Он испытующе вгляделся в ее лицо. Мэри говорила правду: она сумела бы позаботиться о нем, но разве вправе он был доставлять ей столько хлопот?
– Мне казалось, это будет невыносимая пытка. Я боялся, что больше никогда не сумею доставить тебе наслаждение, что превращусь в подобие Трейвика...
– Не надо, Ник! – воскликнула Мэри, понимая то, что прежде казалось бессмысленным. Он и вправду любил ее – она не ошиблась!
– Немного погодя Пирс привез меня домой. Я никому не сообщил о случившемся, обращался к лучшим лондонским врачам, но они отделывались неопределенными ответами, – с горечью объяснил он, вспоминая годы беспомощности и досады. – Но у меня по крайней мере было время, а у тебя – нет. – Заметив, что щеки Мэри зарумянились, он улыбнулся: – Впервые вижу, как ты краснеешь. Ты всегда казалась мне такой уравновешенной и сдержанной...
– До тех пор пока мы не встретились в лесу, неподалеку от поляны.
Ник протянул руку, Мэри взялась за нее и встала.

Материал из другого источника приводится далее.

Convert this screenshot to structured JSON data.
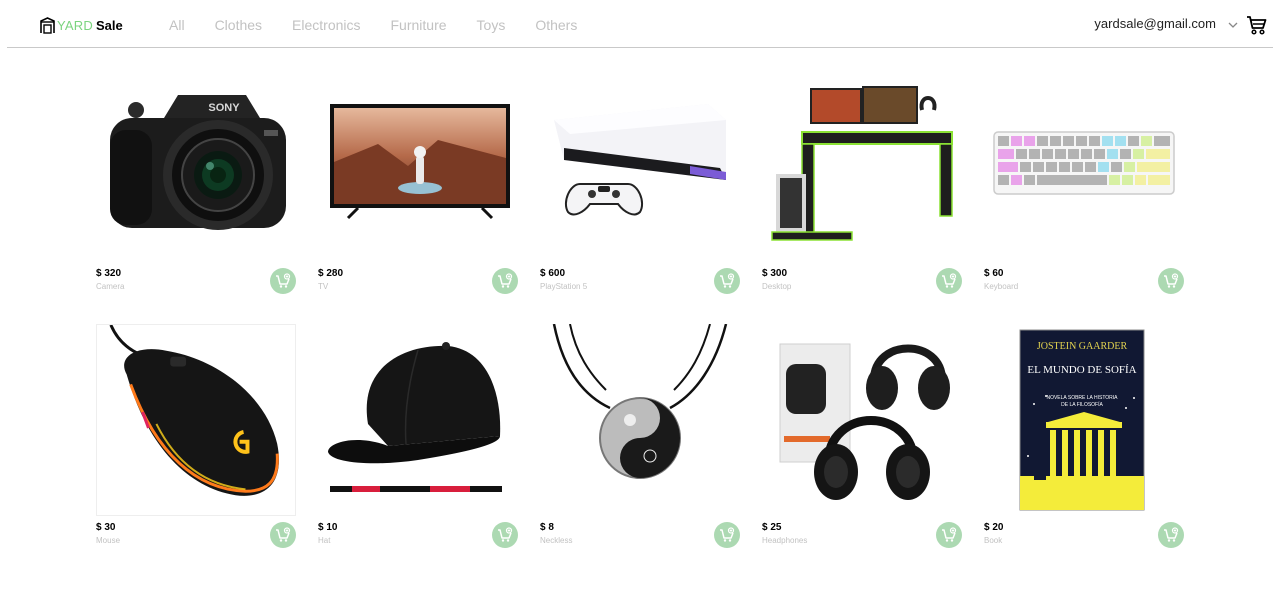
{
  "navbar": {
    "logo_prefix": "YARD",
    "logo_suffix": "Sale",
    "categories": [
      "All",
      "Clothes",
      "Electronics",
      "Furniture",
      "Toys",
      "Others"
    ],
    "user_email": "yardsale@gmail.com"
  },
  "colors": {
    "accent": "#7bd47f",
    "add_button": "#acd9b2",
    "muted_text": "#c2c2c2"
  },
  "products": [
    {
      "price": "$ 320",
      "name": "Camera",
      "icon": "camera-image"
    },
    {
      "price": "$ 280",
      "name": "TV",
      "icon": "tv-image"
    },
    {
      "price": "$ 600",
      "name": "PlayStation 5",
      "icon": "playstation-image"
    },
    {
      "price": "$ 300",
      "name": "Desktop",
      "icon": "desk-image"
    },
    {
      "price": "$ 60",
      "name": "Keyboard",
      "icon": "keyboard-image"
    },
    {
      "price": "$ 30",
      "name": "Mouse",
      "icon": "mouse-image"
    },
    {
      "price": "$ 10",
      "name": "Hat",
      "icon": "cap-image"
    },
    {
      "price": "$ 8",
      "name": "Neckless",
      "icon": "necklace-image"
    },
    {
      "price": "$ 25",
      "name": "Headphones",
      "icon": "headphones-image"
    },
    {
      "price": "$ 20",
      "name": "Book",
      "icon": "book-image"
    }
  ],
  "book_cover": {
    "author": "JOSTEIN GAARDER",
    "title": "EL MUNDO DE SOFÍA",
    "subtitle_line1": "NOVELA SOBRE LA HISTORIA",
    "subtitle_line2": "DE LA FILOSOFÍA"
  },
  "camera_brand": "SONY"
}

– С тех пор как я узнал о Ричарде, я успел о многом подумать, – продолжал он, поглаживая пальцы Мэри. – Помнишь, ты сказала, что он – мой единственный сын? Ты права: он навсегда останется нашим единственным ребенком. Боюсь, больше я не смогу стать отцом. Если бы в тот день мы не поддались страсти, мы вообще остались бы бездетными.
– Значит, я не согрешила... – прошептала Мэри, вспоминая годы стыда – за смерть отца, за бесконечные, но безответные молитвы о том, чтобы Ник поскорее вернулся, за детство, которое Ричард провел в чужом доме. – Правду говорят: нет худа без добра...
– Теперь у нас есть Ричард. Но ты должна знать: возможно, я никогда не сумею подарить тебе второго ребенка.
Мэри посмотрела вниз. Несмотря на шрамы, его желание было очевидным.
– Ты хочешь знать, смогу ли я любить тебя? – произнес за нее Ник. – Я намерен попытаться, дорогая, – тихо пообещал он, – если ты не против.
– Даже в те годы, когда я считала, что ты предал нас, я ни на минуту не переставала испытывать, влечение к тебе, – призналась Мэри. – И гадала, сумеешь ли ты понять, как одиноко и тоскливо мне было...
– Ты не одинока, Мэри, – возразил он. – Ты вправе решать, что произойдет сегодня.
Дрожащие пальцы Мэри потянулись к тонким атласным ленточкам, стягивавшим ворот ночной рубашки, и развязали бант. Но едва рубашка начала сползать с плеч, Мэри придержала ее на груди, не зная, поймет ли Ник, как она нуждается в ободрении. Когда-то она без смущения показала ему тело, уверенная, что Ник сочтет его прекрасным. А сейчас ей вдруг вспомнились крохотные шрамики, бесчисленные растяжки, оставшиеся на груди и животе после беременности и кормления. Ее тело заметно изменилось, но прежде Мэри не задумывалась об этом. Набравшись смелости, она позволила рубашке упасть к ногам.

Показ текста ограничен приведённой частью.